This page will collect some personal notes on various reasoning engines that are out there and designed to be used in other projects. These are presented in no particular order.

Production Systems

JESS

A pretty cool forward chaining production system and scripting language which I've used extensively in the past. Actively developed and supported. The rule language is very expressive, supporting limited forms of negation and universal quantification as well as arbitrary code evaluation. It's written in Java, and integration with Java applications is easy and powerful. Jess rules look like:

  (defrule arule
    "A simple rule asserting that all food belonging to a Monkey must be a banana."
    (Monkey ?x)
    (hasFood ?x ?y)
  =>
    (assert (banana ?y))
  )

SWI Prolog

A backward chaining production system (Prolog).
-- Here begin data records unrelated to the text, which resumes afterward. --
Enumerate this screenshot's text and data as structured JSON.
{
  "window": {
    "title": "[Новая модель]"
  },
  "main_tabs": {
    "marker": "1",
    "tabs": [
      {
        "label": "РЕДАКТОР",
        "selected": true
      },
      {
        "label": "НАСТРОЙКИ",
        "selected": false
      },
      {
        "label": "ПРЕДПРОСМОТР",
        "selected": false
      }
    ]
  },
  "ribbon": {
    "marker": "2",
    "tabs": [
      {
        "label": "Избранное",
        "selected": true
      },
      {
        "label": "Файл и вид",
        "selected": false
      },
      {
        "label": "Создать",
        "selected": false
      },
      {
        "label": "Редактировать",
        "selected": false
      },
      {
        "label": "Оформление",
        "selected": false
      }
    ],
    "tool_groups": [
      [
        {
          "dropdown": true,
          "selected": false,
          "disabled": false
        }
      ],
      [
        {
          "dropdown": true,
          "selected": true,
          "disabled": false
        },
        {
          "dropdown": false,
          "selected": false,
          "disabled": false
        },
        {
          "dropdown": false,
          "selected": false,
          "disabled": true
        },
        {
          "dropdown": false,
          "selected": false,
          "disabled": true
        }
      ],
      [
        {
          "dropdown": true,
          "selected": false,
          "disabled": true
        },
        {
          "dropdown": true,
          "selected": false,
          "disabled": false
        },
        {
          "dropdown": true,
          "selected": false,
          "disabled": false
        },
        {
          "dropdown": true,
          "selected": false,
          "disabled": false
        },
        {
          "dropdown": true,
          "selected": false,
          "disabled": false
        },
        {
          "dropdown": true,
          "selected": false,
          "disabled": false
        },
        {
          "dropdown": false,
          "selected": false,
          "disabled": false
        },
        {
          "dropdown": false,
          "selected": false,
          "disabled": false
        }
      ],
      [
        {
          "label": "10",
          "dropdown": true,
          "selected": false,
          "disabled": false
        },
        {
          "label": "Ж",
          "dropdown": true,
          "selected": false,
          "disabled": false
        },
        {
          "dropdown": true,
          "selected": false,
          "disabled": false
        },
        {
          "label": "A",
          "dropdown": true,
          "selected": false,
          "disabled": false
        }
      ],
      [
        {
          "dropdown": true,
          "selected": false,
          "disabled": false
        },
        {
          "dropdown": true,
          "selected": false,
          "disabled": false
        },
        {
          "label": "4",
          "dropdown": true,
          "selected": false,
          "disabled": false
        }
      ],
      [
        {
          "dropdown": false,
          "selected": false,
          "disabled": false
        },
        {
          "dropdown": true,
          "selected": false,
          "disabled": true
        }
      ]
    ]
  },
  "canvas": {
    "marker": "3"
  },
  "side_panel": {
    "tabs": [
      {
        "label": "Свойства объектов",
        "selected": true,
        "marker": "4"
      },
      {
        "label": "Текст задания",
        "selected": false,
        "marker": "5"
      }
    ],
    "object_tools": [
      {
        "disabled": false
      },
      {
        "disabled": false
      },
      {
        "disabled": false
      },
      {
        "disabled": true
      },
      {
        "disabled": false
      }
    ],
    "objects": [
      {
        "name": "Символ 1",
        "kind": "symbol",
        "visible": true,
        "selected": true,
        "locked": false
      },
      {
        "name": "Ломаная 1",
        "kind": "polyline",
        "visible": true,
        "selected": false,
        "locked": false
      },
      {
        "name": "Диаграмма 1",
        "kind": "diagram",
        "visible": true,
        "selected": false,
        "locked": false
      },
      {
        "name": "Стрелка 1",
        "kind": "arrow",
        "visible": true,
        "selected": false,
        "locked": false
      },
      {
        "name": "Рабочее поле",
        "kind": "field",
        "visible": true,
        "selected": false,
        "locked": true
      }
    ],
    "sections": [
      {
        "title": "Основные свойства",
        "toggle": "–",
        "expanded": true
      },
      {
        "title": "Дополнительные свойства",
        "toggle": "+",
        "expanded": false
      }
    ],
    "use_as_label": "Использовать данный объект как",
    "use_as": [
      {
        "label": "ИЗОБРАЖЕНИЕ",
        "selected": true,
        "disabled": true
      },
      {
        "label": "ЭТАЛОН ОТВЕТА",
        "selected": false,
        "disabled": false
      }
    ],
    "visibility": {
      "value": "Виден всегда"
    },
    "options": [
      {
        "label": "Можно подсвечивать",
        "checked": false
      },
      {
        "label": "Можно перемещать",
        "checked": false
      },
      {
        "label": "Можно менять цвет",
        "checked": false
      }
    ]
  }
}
Includes a Java interface. I've played around with it a fair bit. It seems pretty solid and has a number of cool features and modules (i.e. sockets). Under active development.

XSB

A production system in C or C++, but includes Java interfaces. Reasonably active development. I've seen it used in a number of projects but have only played with it myself just the tinyest bit.

Description Logic

Pellet

A description logic reasoner. It's fairly expressive, supporting the complete OWL-DL semantics. It is under active development, maintenance, and used in a variety of projects.

Jena

An OWL reasoner. It was not quite a full description logic reasoner the last time I checked, but certainly handles most of the common OWL inferences. It also includes a fairly generic triples-based production system engine. The package is actively developed and well put together. I've used their RDF and OWL parsing facilities in the past, though not the reasoning component (which was in its infancy at the time).

First Order Logic

JTP

I believe JTP includes a module supporting full first order inference, though I have not used it myself and it's not clear from skimming the online documentation. It has however been used in a number of papers I've read.

OTTER

A first order theorem prover that I've played with a fair bit. Difficult to integrate with other systems, but fun and fairly powerful. No longer maintained, but a successor exists.